# TFRecord 與 Dataset 測試

## 程式參考來源：
- https://www.tensorflow.org/tutorials/load_data/tfrecord
- https://medium.com/%E8%BB%9F%E9%AB%94%E4%B9%8B%E5%BF%83/%E9%81%A9%E5%90%88%E5%A4%A7%E9%87%8F%E8%B3%87%E6%96%99i-o%E7%9A%84%E5%84%B2%E5%AD%98%E6%A0%BC%E5%BC%8F-tfrecord%E7%B0%A1%E4%BB%8B%E8%88%87%E6%93%8D%E4%BD%9C%E6%95%99%E5%AD%B8-cd27e50d51ee

## 建立 TFRecord

In [1]:
import tensorflow as tf
import numpy as np
import IPython.display as display

## 定義 tf.train.Feature 轉換函數

In [2]:
# 下列函數可轉換為 tf.train.Example 的 tf.train.Feature
def _bytes_feature(value):
    """Returns a bytes_list from a string / byte."""
    if isinstance(value, type(tf.constant(0))):
        value = value.numpy() 
    return tf.train.Feature(bytes_list=tf.train.BytesList(value=[value]))

def _float_feature(value):
    """Returns a float_list from a float / double."""
    return tf.train.Feature(float_list=tf.train.FloatList(value=[value]))

def _int64_feature(value):
    """Returns an int64_list from a bool / enum / int / uint."""
    return tf.train.Feature(int64_list=tf.train.Int64List(value=[value]))

## 簡單測試

In [3]:
print(_bytes_feature(b'test_string'))
print(_bytes_feature(u'test_bytes'.encode('utf-8')))

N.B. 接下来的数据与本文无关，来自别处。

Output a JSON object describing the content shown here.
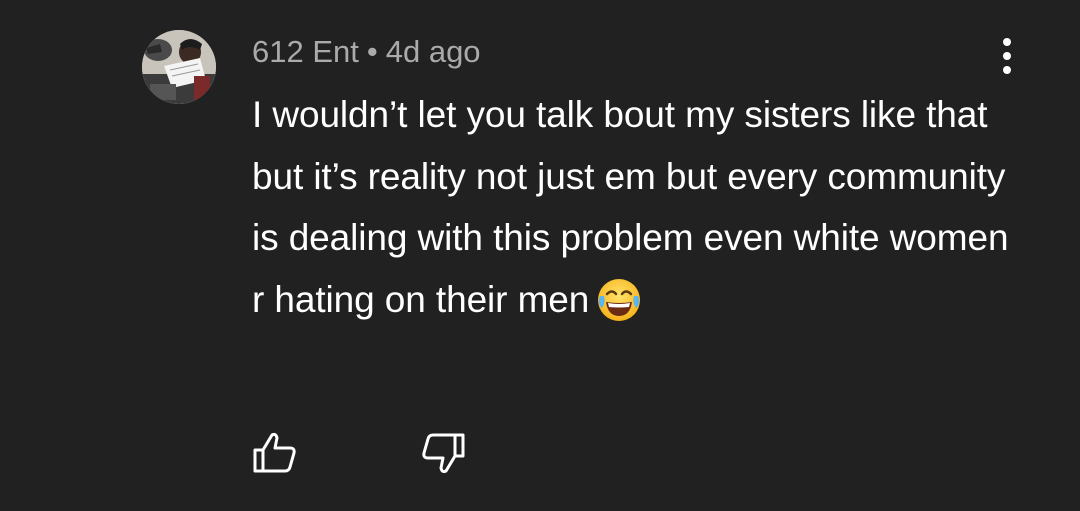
{
  "comment": {
    "author": "612 Ent",
    "separator": "•",
    "time": "4d ago",
    "text": "I wouldn’t let you talk bout my sisters like that but it’s reality not just em but every community is dealing with this problem even white women r hating on their men",
    "emoji": "face-with-tears-of-joy-emoji"
  },
  "actions": {
    "like_icon": "thumbs-up-icon",
    "dislike_icon": "thumbs-down-icon",
    "more_icon": "more-vertical-icon"
  },
  "colors": {
    "background": "#212121",
    "header_text": "#aaaaaa",
    "body_text": "#ffffff",
    "icon": "#ffffff"
  }
}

print(_float_feature(np.exp(1)))

print(_int64_feature(True))
print(_int64_feature(1))

bytes_list {
  value: "test_string"
}

bytes_list {
  value: "test_bytes"
}

float_list {
  value: 2.7182817459106445
}

int64_list {
  value: 1
}

int64_list {
  value: 1
}



## 序列化(serialization)測試

In [4]:
# 序列化(serialization)
feature = _float_feature(np.exp(1))
feature.SerializeToString()

b'\x12\x06\n\x04T\xf8-@'

## 建立測試資料

In [5]:
# 建立tf.train.Example訊息，含 4 個 feature

# The number of observations in the dataset.
n_observations = int(1e4)

# Boolean feature, encoded as False or True.
feature0 = np.random.choice([False, True], n_observations)

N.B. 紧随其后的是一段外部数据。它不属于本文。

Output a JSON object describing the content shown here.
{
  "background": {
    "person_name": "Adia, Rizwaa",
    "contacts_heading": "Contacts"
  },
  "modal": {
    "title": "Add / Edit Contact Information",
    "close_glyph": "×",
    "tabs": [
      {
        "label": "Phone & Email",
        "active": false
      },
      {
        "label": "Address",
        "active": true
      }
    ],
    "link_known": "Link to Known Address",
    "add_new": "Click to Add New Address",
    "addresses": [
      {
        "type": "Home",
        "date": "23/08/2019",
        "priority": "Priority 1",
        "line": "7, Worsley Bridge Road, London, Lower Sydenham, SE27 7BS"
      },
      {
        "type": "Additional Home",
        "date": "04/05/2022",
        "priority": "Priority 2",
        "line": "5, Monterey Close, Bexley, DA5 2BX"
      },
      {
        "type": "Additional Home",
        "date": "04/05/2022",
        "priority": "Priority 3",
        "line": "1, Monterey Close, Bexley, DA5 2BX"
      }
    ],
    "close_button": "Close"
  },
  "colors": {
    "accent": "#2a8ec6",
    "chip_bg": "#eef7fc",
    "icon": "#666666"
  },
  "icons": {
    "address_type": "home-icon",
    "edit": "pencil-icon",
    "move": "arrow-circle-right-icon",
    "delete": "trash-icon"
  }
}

# Integer feature, random from 0 to 4.
feature1 = np.random.randint(0, 5, n_observations)

# String feature
strings = np.array([b'cat', b'dog', b'chicken', b'horse', b'goat'])
feature2 = strings[feature1]

# Float feature, from a standard normal distribution
feature3 = np.random.randn(n_observations)

## 定義tf.train.Example資料序列化函數

In [6]:
# 序列化(serialization)
def serialize(feature0, feature1, feature2, feature3):
    """
    Creates a tf.train.Example message ready to be written to a file.
    """
    # Create a dictionary mapping the feature name to the tf.train.Example-compatible
    # data type.
    feature = {
            'feature0': _int64_feature(feature0),
            'feature1': _int64_feature(feature1),
            'feature2': _bytes_feature(feature2),
            'feature3': _float_feature(feature3),
    }

    # Create a Features message using tf.train.Example.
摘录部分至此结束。